Look at the u = -x case:
$\displaystyle \int_1^{-1}\frac{(-u)^2}{1+e^{-u}}\,(-du)$
$\displaystyle = \int_{-1}^1 \frac{u^2}{1 + e^{-u}} \, du = \int_{-1}^1 \frac{x^2}{1 + e^{-x}} \, dx$
Now add the two integrals. (Hint: Do an integration by parts on the second integral and see what you get.)
-Dan
ok, i'm not getting anywhere with this:
$\displaystyle \int_{-1}^1 \frac{u^2}{1 + e^{-u}} \, du = \int_{-1}^1 \frac{x^2}{1 + e^{-x}} \, dx = -x^2 \ln \left( e^{-x} + 1 \right) + 2 \int x \ln \left( e^{-x} + 1 \right) ~dx$
i also did by parts on the last integral also, but it never seemed to be leading me anywhere. and even if i could get a nice result, i'm not exactly sure how you expect me to combine the two integrals when they have different variables.

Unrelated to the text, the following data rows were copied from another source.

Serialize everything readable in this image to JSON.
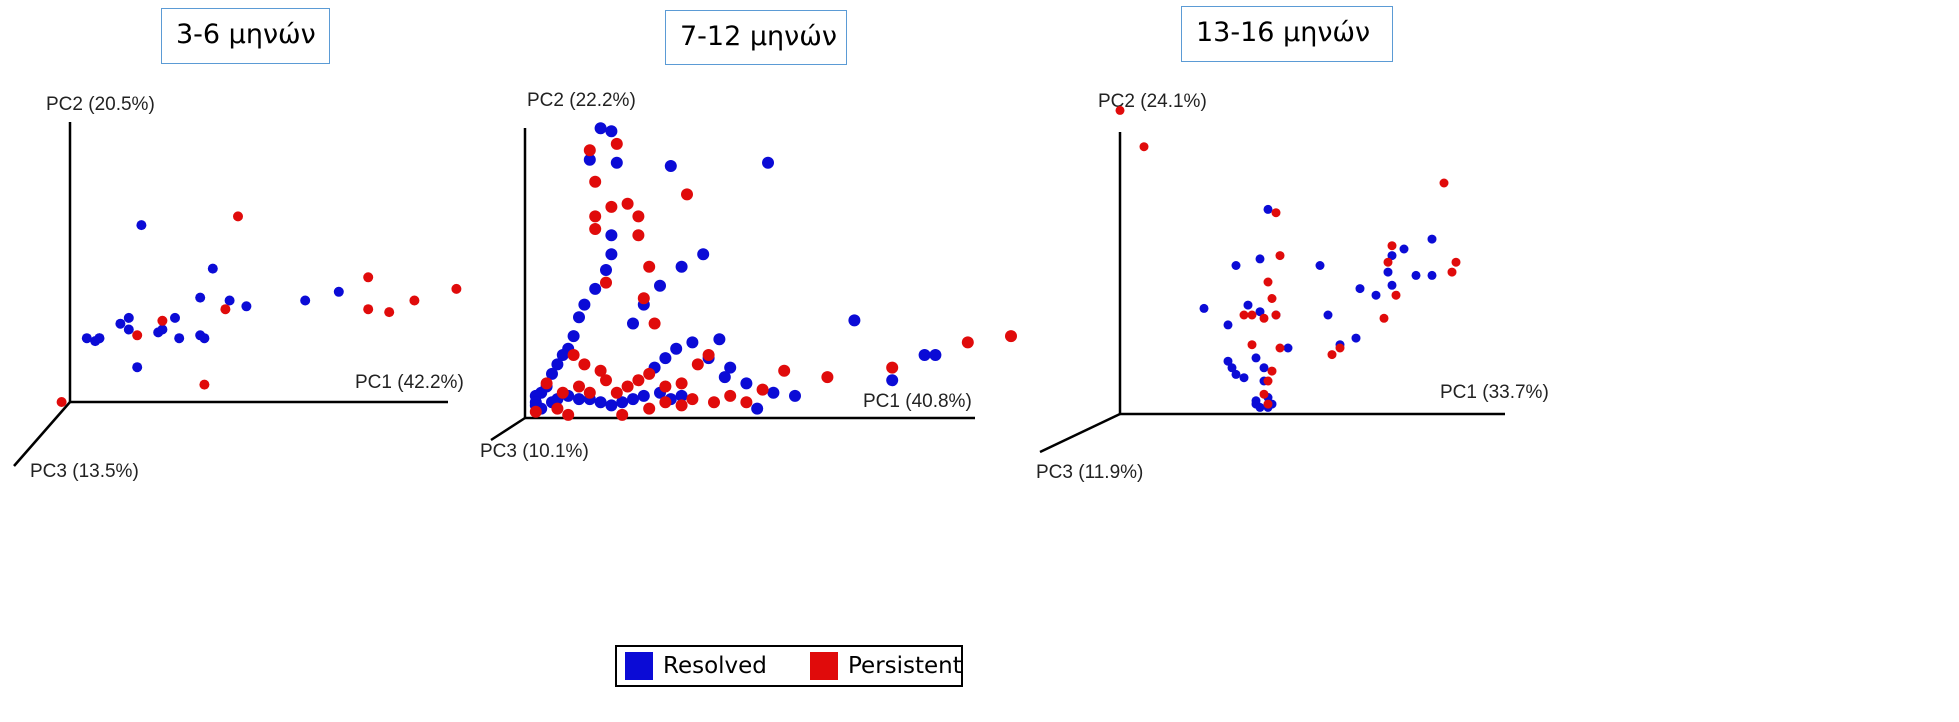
{
  "legend": {
    "items": [
      {
        "label": "Resolved",
        "color": "#0b0bd6"
      },
      {
        "label": "Persistent",
        "color": "#e00b0b"
      }
    ]
  },
  "chart_data": [
    {
      "type": "scatter",
      "title": "3-6 μηνών",
      "axis_labels": {
        "pc1": "PC1 (42.2%)",
        "pc2": "PC2 (20.5%)",
        "pc3": "PC3 (13.5%)"
      },
      "series": [
        {
          "name": "Resolved",
          "points": [
            [
              0.07,
              0.22
            ],
            [
              0.07,
              0.22
            ],
            [
              0.14,
              0.25
            ],
            [
              0.16,
              0.12
            ],
            [
              0.21,
              0.24
            ],
            [
              0.22,
              0.25
            ],
            [
              0.26,
              0.22
            ],
            [
              0.31,
              0.23
            ],
            [
              0.31,
              0.36
            ],
            [
              0.32,
              0.22
            ],
            [
              0.25,
              0.29
            ],
            [
              0.06,
              0.21
            ],
            [
              0.04,
              0.22
            ],
            [
              0.12,
              0.27
            ],
            [
              0.14,
              0.29
            ],
            [
              0.38,
              0.35
            ],
            [
              0.64,
              0.38
            ],
            [
              0.56,
              0.35
            ],
            [
              0.42,
              0.33
            ],
            [
              0.34,
              0.46
            ],
            [
              0.17,
              0.61
            ]
          ]
        },
        {
          "name": "Persistent",
          "points": [
            [
              0.16,
              0.23
            ],
            [
              0.37,
              0.32
            ],
            [
              0.22,
              0.28
            ],
            [
              0.71,
              0.32
            ],
            [
              0.76,
              0.31
            ],
            [
              0.82,
              0.35
            ],
            [
              0.92,
              0.39
            ],
            [
              0.71,
              0.43
            ],
            [
              0.4,
              0.64
            ],
            [
              0.32,
              0.06
            ],
            [
              -0.02,
              0.0
            ]
          ]
        }
      ]
    },
    {
      "type": "scatter",
      "title": "7-12 μηνών",
      "axis_labels": {
        "pc1": "PC1 (40.8%)",
        "pc2": "PC2 (22.2%)",
        "pc3": "PC3 (10.1%)"
      },
      "series": [
        {
          "name": "Resolved",
          "points": [
            [
              0.14,
              0.92
            ],
            [
              0.16,
              0.91
            ],
            [
              0.12,
              0.82
            ],
            [
              0.17,
              0.81
            ],
            [
              0.27,
              0.8
            ],
            [
              0.45,
              0.81
            ],
            [
              0.16,
              0.58
            ],
            [
              0.16,
              0.52
            ],
            [
              0.15,
              0.47
            ],
            [
              0.13,
              0.41
            ],
            [
              0.11,
              0.36
            ],
            [
              0.1,
              0.32
            ],
            [
              0.09,
              0.26
            ],
            [
              0.08,
              0.22
            ],
            [
              0.07,
              0.2
            ],
            [
              0.06,
              0.17
            ],
            [
              0.05,
              0.14
            ],
            [
              0.04,
              0.1
            ],
            [
              0.03,
              0.08
            ],
            [
              0.02,
              0.07
            ],
            [
              0.02,
              0.05
            ],
            [
              0.02,
              0.04
            ],
            [
              0.03,
              0.03
            ],
            [
              0.05,
              0.05
            ],
            [
              0.06,
              0.06
            ],
            [
              0.08,
              0.07
            ],
            [
              0.1,
              0.06
            ],
            [
              0.12,
              0.06
            ],
            [
              0.14,
              0.05
            ],
            [
              0.16,
              0.04
            ],
            [
              0.18,
              0.05
            ],
            [
              0.2,
              0.06
            ],
            [
              0.22,
              0.07
            ],
            [
              0.25,
              0.08
            ],
            [
              0.27,
              0.06
            ],
            [
              0.29,
              0.07
            ],
            [
              0.24,
              0.16
            ],
            [
              0.26,
              0.19
            ],
            [
              0.28,
              0.22
            ],
            [
              0.31,
              0.24
            ],
            [
              0.34,
              0.19
            ],
            [
              0.37,
              0.13
            ],
            [
              0.41,
              0.11
            ],
            [
              0.46,
              0.08
            ],
            [
              0.5,
              0.07
            ],
            [
              0.2,
              0.3
            ],
            [
              0.22,
              0.36
            ],
            [
              0.25,
              0.42
            ],
            [
              0.29,
              0.48
            ],
            [
              0.33,
              0.52
            ],
            [
              0.36,
              0.25
            ],
            [
              0.38,
              0.16
            ],
            [
              0.43,
              0.03
            ],
            [
              0.61,
              0.31
            ],
            [
              0.68,
              0.12
            ],
            [
              0.74,
              0.2
            ],
            [
              0.76,
              0.2
            ]
          ]
        },
        {
          "name": "Persistent",
          "points": [
            [
              0.12,
              0.85
            ],
            [
              0.17,
              0.87
            ],
            [
              0.13,
              0.75
            ],
            [
              0.16,
              0.67
            ],
            [
              0.13,
              0.64
            ],
            [
              0.19,
              0.68
            ],
            [
              0.21,
              0.64
            ],
            [
              0.13,
              0.6
            ],
            [
              0.21,
              0.58
            ],
            [
              0.23,
              0.48
            ],
            [
              0.15,
              0.43
            ],
            [
              0.22,
              0.38
            ],
            [
              0.24,
              0.3
            ],
            [
              0.09,
              0.2
            ],
            [
              0.11,
              0.17
            ],
            [
              0.14,
              0.15
            ],
            [
              0.15,
              0.12
            ],
            [
              0.04,
              0.11
            ],
            [
              0.07,
              0.08
            ],
            [
              0.1,
              0.1
            ],
            [
              0.12,
              0.08
            ],
            [
              0.17,
              0.08
            ],
            [
              0.19,
              0.1
            ],
            [
              0.21,
              0.12
            ],
            [
              0.23,
              0.14
            ],
            [
              0.26,
              0.1
            ],
            [
              0.29,
              0.11
            ],
            [
              0.31,
              0.06
            ],
            [
              0.35,
              0.05
            ],
            [
              0.38,
              0.07
            ],
            [
              0.41,
              0.05
            ],
            [
              0.26,
              0.05
            ],
            [
              0.29,
              0.04
            ],
            [
              0.23,
              0.03
            ],
            [
              0.06,
              0.03
            ],
            [
              0.08,
              0.01
            ],
            [
              0.18,
              0.01
            ],
            [
              0.02,
              0.02
            ],
            [
              0.32,
              0.17
            ],
            [
              0.34,
              0.2
            ],
            [
              0.44,
              0.09
            ],
            [
              0.48,
              0.15
            ],
            [
              0.56,
              0.13
            ],
            [
              0.3,
              0.71
            ],
            [
              0.68,
              0.16
            ],
            [
              0.82,
              0.24
            ],
            [
              0.9,
              0.26
            ]
          ]
        }
      ]
    },
    {
      "type": "scatter",
      "title": "13-16 μηνών",
      "axis_labels": {
        "pc1": "PC1 (33.7%)",
        "pc2": "PC2 (24.1%)",
        "pc3": "PC3 (11.9%)"
      },
      "series": [
        {
          "name": "Resolved",
          "points": [
            [
              0.37,
              0.62
            ],
            [
              0.35,
              0.47
            ],
            [
              0.29,
              0.45
            ],
            [
              0.21,
              0.32
            ],
            [
              0.27,
              0.27
            ],
            [
              0.32,
              0.33
            ],
            [
              0.35,
              0.31
            ],
            [
              0.39,
              0.3
            ],
            [
              0.34,
              0.17
            ],
            [
              0.36,
              0.14
            ],
            [
              0.36,
              0.1
            ],
            [
              0.37,
              0.05
            ],
            [
              0.34,
              0.04
            ],
            [
              0.34,
              0.03
            ],
            [
              0.35,
              0.02
            ],
            [
              0.37,
              0.02
            ],
            [
              0.38,
              0.03
            ],
            [
              0.27,
              0.16
            ],
            [
              0.28,
              0.14
            ],
            [
              0.29,
              0.12
            ],
            [
              0.31,
              0.11
            ],
            [
              0.42,
              0.2
            ],
            [
              0.5,
              0.45
            ],
            [
              0.52,
              0.3
            ],
            [
              0.55,
              0.21
            ],
            [
              0.59,
              0.23
            ],
            [
              0.6,
              0.38
            ],
            [
              0.64,
              0.36
            ],
            [
              0.67,
              0.43
            ],
            [
              0.68,
              0.39
            ],
            [
              0.68,
              0.48
            ],
            [
              0.71,
              0.5
            ],
            [
              0.74,
              0.42
            ],
            [
              0.78,
              0.42
            ],
            [
              0.78,
              0.53
            ]
          ]
        },
        {
          "name": "Persistent",
          "points": [
            [
              0.0,
              0.92
            ],
            [
              0.06,
              0.81
            ],
            [
              0.39,
              0.61
            ],
            [
              0.4,
              0.48
            ],
            [
              0.37,
              0.4
            ],
            [
              0.38,
              0.35
            ],
            [
              0.31,
              0.3
            ],
            [
              0.33,
              0.3
            ],
            [
              0.36,
              0.29
            ],
            [
              0.39,
              0.3
            ],
            [
              0.33,
              0.21
            ],
            [
              0.4,
              0.2
            ],
            [
              0.38,
              0.13
            ],
            [
              0.37,
              0.1
            ],
            [
              0.36,
              0.06
            ],
            [
              0.37,
              0.03
            ],
            [
              0.53,
              0.18
            ],
            [
              0.55,
              0.2
            ],
            [
              0.66,
              0.29
            ],
            [
              0.69,
              0.36
            ],
            [
              0.67,
              0.46
            ],
            [
              0.68,
              0.51
            ],
            [
              0.81,
              0.7
            ],
            [
              0.83,
              0.43
            ],
            [
              0.84,
              0.46
            ]
          ]
        }
      ]
    }
  ]
}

This is the key, 'cause we have the same integration limits, so we can turn back the $\displaystyle u$ into $\displaystyle x$
Now
$\displaystyle \int_{-1}^1\frac{x^2}{1+e^x}\,dx+\int_{-1}^1\frac{x^2}{1+e^{-x}}\,dx=\frac13x^3\bigg|_{-1}^{\phantom{-}1}=\frac23$
Divide by two this last result and yields the desired.
Hmmm...
I plugged the integral in on my calculator and got that
$\displaystyle \int \frac{x^2}{1 + e^{-x}}dx = \frac{1}{3}x^3 - \int \frac{x^2}{1 + e^x} dx$
At a glance it looked like an integration by parts, but I guess it isn't. (Or, rather, it still may be but I can't figure how to do it.) I'll have to work on the integral a bit, but in any event you should be able to see where to go with it from here.
Edit: Ah wait! I see where Krizalid is going with this. The integrand isn't an even function, but the two are reflections of each other over the y-axis. Since the integration limits are symmetric the two integrals must be equal to each other.
-Dan